Der Mercedes-Benz Typ 680 S Sport/4, Baujahr 1928, Fahrgestell-Nr. 35918, Motor-Nr. 68667, Kommissions-Nr. 39706

  • “Also es war so, Herr Vorsitzender, ich fuhr gemütlich entlang der Fernstraße, und plötzlich sah ich im Rückspiegel eine Staubwolke, die auf mich zuraste, und dann überholte mich der Wagen, so mit ungefähr 60 bis 70 Meilen/Std (ca. 95 bis 115 km/Std). Ich war mir sicher, irgendetwas würde passieren, konnte aber nur sehen, was tatsächlich passiert war, als der Staub sich verzogen hatte….“
  • „Und, was haben Sie dann gesehen?“ fragte der Staatsanwalt.
  • „Tja, da war er nun, der Wagen, im Graben lag er! Aber nachdem der Mercedes aus dem Graben herausgezogen worden war, fuhr er gleich mit vollem Tempo wieder weg”.
  • “Ja, und was war dann?“
  • „Nun, entschuldigen Sie mich bitte, wenn ich grinsen muss, Herr Staatsanwalt, ich fuhr auch weiter, und was sah ich hinter der nächsten Kurve? Genau! Da lag er doch tatsächlich wieder im Graben. Das musste ja so kommen, er fuhr einfach viel zu schnell!“
  • „Zeuge Thomas Morcom, war Ihrer Ansicht nach der Angeklagte nüchtern?“
  • „Oh, ja, Herr Vorsitzender, das war er, der war stock nüchtern.“

Zur Verhandlung war der Angeklagte, Royal Navy Unterleutnant Home Kidston, nicht erschienen, noch war er durch einen Verteidiger vertreten. Der Staatsanwalt, Feldwebel Petersen, meinte, dass der Angeklagte vermögend sei, und dass in seinem Fall eine Geldbuße keine abschreckende Wirkung haben würde. In seinem Urteil erklärte dann der Vorsitzende des Gerichts in Blenheim (Neuseeland), Mr. T.E. Maunsell (Senior Magistrate) abschließend, dass Unterleutnant Kidston, z.Z. auf Landurlaub von seinem Schiff „H.M.S. Diomede“, wie eine gesengte Sau führe. Er, der Richter, würde es nicht dulden, dass in dieser rücksichtslosen Art durchs Land gefahren würde, und verdonnerte Kidston zu einem Strafgeld, das, wie damals der Zeitungsbericht erwähnte, „einer arbeitslosen Durchschnittsfamilie mehrere Monate lang ein Leben im Luxus erlauben dürfte.“ Zusätzlich wurde der Führerschein des Unterleutnants für zwei Jahre einbezogen. (Der obige Text wurde lose aber sinngemäß authentisch von einem zeitgenössischen Neuseeländischen Zeitungsbericht übersetzt).

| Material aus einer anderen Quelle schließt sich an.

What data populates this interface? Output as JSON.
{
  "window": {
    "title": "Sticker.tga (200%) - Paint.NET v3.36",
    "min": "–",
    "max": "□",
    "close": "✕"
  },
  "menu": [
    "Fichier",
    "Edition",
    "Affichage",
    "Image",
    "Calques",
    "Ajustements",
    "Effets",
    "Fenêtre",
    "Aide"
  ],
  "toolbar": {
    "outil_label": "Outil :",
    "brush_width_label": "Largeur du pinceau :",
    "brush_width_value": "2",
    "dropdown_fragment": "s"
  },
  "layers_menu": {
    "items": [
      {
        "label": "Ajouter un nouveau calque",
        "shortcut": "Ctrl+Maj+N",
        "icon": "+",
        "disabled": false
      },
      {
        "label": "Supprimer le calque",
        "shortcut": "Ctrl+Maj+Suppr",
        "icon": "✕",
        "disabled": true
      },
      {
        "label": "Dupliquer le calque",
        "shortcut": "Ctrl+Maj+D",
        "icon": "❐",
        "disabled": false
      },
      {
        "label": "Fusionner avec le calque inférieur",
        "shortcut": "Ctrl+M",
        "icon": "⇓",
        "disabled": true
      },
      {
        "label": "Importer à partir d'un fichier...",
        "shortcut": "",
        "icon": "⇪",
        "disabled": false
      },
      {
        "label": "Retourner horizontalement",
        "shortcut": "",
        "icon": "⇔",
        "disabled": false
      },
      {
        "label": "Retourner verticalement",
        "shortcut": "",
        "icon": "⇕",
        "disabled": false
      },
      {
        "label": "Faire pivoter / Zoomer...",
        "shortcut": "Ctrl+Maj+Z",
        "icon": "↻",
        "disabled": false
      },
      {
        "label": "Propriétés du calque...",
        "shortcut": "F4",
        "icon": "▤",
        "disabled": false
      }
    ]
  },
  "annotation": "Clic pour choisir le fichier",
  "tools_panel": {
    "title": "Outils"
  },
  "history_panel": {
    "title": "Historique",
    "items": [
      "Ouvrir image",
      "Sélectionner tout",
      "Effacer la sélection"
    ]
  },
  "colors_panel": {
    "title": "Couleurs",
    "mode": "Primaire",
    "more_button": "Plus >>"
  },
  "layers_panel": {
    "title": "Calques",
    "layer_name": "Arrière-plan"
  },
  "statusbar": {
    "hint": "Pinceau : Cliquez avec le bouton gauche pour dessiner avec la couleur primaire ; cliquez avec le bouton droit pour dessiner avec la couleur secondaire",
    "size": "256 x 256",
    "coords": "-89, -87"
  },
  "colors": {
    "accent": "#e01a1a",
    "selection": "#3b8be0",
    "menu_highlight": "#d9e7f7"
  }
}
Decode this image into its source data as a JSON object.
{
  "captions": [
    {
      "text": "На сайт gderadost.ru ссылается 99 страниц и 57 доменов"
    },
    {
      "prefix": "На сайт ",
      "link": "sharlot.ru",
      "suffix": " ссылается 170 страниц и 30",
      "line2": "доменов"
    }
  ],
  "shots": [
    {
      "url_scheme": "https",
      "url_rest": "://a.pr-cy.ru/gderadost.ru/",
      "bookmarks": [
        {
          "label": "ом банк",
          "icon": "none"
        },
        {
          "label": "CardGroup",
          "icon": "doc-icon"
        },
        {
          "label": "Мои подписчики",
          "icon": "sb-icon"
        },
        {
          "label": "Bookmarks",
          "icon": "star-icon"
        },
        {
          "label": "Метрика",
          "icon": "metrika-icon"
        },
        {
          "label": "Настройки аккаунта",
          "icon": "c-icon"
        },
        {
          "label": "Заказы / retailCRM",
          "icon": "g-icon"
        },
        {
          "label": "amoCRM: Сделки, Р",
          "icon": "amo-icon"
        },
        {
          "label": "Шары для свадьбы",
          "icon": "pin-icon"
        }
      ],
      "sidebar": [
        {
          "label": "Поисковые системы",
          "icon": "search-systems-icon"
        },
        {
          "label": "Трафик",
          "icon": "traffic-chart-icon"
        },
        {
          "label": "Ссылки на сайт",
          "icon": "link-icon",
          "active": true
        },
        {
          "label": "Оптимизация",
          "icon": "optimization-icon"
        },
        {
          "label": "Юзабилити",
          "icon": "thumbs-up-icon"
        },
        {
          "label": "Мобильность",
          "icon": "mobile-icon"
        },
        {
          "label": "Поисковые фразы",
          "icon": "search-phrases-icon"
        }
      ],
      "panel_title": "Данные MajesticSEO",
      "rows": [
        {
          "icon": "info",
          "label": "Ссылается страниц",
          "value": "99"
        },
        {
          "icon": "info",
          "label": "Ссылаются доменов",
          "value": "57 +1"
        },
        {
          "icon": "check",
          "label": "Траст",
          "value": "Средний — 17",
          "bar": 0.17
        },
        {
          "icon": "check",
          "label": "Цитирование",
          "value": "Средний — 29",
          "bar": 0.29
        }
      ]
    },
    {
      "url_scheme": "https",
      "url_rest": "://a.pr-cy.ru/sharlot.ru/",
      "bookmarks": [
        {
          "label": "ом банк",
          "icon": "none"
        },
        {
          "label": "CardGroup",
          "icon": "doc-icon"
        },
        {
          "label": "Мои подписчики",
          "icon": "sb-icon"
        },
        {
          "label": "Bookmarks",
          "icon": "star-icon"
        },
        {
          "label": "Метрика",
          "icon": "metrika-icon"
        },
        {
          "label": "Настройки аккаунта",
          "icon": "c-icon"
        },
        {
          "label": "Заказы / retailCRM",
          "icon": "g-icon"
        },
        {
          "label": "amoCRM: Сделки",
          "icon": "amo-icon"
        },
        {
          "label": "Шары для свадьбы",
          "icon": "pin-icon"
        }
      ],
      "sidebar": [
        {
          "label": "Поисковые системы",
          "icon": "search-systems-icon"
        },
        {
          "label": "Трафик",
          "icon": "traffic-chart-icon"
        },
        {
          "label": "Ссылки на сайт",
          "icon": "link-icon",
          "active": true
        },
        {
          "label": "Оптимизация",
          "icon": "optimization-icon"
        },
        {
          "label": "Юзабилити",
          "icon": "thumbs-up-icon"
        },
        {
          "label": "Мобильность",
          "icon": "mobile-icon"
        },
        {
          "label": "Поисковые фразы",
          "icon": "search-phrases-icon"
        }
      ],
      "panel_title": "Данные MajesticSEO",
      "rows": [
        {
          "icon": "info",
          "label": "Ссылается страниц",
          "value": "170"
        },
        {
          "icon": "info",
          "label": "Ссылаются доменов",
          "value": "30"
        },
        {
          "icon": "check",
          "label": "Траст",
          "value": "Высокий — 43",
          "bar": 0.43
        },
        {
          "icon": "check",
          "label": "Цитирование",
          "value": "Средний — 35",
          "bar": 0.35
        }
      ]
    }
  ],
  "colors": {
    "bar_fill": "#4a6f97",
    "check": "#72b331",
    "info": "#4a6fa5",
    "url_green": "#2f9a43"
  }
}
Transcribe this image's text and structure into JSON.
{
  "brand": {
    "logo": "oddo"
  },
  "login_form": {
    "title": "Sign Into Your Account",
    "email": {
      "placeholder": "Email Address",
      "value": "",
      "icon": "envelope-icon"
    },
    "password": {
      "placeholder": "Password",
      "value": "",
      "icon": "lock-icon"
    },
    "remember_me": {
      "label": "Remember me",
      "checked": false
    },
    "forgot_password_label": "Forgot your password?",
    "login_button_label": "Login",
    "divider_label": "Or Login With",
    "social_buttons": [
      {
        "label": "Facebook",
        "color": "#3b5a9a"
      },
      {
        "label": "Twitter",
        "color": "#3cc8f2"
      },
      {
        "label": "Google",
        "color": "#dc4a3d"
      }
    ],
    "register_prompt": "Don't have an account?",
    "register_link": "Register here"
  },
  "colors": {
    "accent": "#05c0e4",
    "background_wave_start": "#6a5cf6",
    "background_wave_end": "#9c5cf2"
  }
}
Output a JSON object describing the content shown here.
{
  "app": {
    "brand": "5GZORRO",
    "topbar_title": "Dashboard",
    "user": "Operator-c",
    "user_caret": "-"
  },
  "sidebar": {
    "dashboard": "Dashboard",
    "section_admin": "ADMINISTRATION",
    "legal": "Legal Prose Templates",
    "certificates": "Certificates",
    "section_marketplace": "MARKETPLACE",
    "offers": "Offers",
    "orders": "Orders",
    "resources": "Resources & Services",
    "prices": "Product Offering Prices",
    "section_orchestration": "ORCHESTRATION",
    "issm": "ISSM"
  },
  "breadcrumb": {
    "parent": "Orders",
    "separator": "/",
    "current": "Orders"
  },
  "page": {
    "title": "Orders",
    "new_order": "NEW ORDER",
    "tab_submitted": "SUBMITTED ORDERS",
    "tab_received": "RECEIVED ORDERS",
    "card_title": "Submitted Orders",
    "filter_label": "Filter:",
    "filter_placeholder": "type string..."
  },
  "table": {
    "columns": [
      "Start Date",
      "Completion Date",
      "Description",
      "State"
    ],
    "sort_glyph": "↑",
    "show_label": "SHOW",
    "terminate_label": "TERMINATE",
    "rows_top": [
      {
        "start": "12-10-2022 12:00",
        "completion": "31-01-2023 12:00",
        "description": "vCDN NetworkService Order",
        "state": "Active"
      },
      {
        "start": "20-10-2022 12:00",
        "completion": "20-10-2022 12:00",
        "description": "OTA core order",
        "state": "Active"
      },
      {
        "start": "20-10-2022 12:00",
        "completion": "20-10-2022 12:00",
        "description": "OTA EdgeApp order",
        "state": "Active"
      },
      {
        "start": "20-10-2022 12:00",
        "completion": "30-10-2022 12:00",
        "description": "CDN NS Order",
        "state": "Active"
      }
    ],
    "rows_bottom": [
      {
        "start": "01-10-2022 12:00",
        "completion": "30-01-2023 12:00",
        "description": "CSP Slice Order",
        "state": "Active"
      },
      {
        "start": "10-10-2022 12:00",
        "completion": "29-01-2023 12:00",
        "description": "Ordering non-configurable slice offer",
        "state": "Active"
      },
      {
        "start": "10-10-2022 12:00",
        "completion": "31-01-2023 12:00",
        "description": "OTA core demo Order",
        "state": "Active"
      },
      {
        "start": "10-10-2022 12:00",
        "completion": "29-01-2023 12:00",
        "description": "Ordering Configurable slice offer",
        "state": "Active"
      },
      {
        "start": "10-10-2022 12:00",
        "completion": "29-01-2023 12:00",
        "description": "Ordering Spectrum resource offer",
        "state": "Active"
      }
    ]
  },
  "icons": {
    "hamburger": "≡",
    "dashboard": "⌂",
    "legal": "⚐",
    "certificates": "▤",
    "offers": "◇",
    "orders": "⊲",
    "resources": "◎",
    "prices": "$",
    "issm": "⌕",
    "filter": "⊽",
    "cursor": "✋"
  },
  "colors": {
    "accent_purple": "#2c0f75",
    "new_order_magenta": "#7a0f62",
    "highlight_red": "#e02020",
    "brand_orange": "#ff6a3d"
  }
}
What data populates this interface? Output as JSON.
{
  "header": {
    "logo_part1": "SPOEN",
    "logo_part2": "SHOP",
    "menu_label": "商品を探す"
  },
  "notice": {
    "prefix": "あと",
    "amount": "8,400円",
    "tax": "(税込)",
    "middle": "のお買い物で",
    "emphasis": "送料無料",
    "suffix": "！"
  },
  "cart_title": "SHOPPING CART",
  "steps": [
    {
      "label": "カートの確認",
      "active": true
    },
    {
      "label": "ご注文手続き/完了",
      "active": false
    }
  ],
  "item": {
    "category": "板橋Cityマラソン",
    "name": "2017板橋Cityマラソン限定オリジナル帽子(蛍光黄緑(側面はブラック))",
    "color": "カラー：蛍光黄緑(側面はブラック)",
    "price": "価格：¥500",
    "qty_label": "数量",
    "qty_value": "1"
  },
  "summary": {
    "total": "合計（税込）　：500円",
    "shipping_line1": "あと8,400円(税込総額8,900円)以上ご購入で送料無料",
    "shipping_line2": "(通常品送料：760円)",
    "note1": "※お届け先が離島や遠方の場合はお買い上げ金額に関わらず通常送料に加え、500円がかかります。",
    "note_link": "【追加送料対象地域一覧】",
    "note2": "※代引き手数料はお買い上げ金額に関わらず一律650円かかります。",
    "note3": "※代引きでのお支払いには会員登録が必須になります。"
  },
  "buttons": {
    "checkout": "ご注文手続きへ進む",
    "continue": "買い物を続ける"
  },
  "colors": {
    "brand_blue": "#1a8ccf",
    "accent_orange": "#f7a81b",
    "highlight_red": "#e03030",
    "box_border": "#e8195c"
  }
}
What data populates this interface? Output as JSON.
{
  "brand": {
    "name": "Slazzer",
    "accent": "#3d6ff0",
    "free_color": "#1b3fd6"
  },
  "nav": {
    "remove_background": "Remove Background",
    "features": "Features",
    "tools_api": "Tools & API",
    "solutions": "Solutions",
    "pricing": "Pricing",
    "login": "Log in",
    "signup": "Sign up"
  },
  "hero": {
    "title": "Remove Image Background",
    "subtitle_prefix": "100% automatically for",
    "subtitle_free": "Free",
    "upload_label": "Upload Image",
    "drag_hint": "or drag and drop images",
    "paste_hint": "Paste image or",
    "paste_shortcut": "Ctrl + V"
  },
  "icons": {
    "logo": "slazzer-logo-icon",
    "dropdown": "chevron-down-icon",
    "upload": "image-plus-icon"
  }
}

Es war nicht das erste Mal, dass Home Kidston bereits innerhalb der ersten Monate seiner Stationierung in Neuseeland ein Strafgeld wegen übermäßiger Geschwindigkeit bekommen hatte. Zweimal zuvor war er bereits auf seiner Tour quer durch Neuseeland angehalten worden. Kaum war er losgerast, bekam er schon seinen ersten Strafzettel mit einem Bußgeld von 5 Pfund (die Kaufkraft eines einzigen engl. Pfund Sterling von 1930 entspräche heute 2014 je nach Tageskurs etwa 47,30 £ bzw. 60,34 €). Als Kidston das Flachland der südlichen Insel erreichte, ließ er die Pferde – schließlich standen ihm ja einige zur Verfügung – so richtig los. Prompt kam bei Kaiapoi der nächste Strafzettel, diesmal – nur – über 3 Pfund. Und dann kam eben der dritte Vorfall, auf der Strecke Blenheim-Picton, und der brachte ihm das Gerichtsverfahren in Blenheim ein….mitsamt Führerscheinentzug.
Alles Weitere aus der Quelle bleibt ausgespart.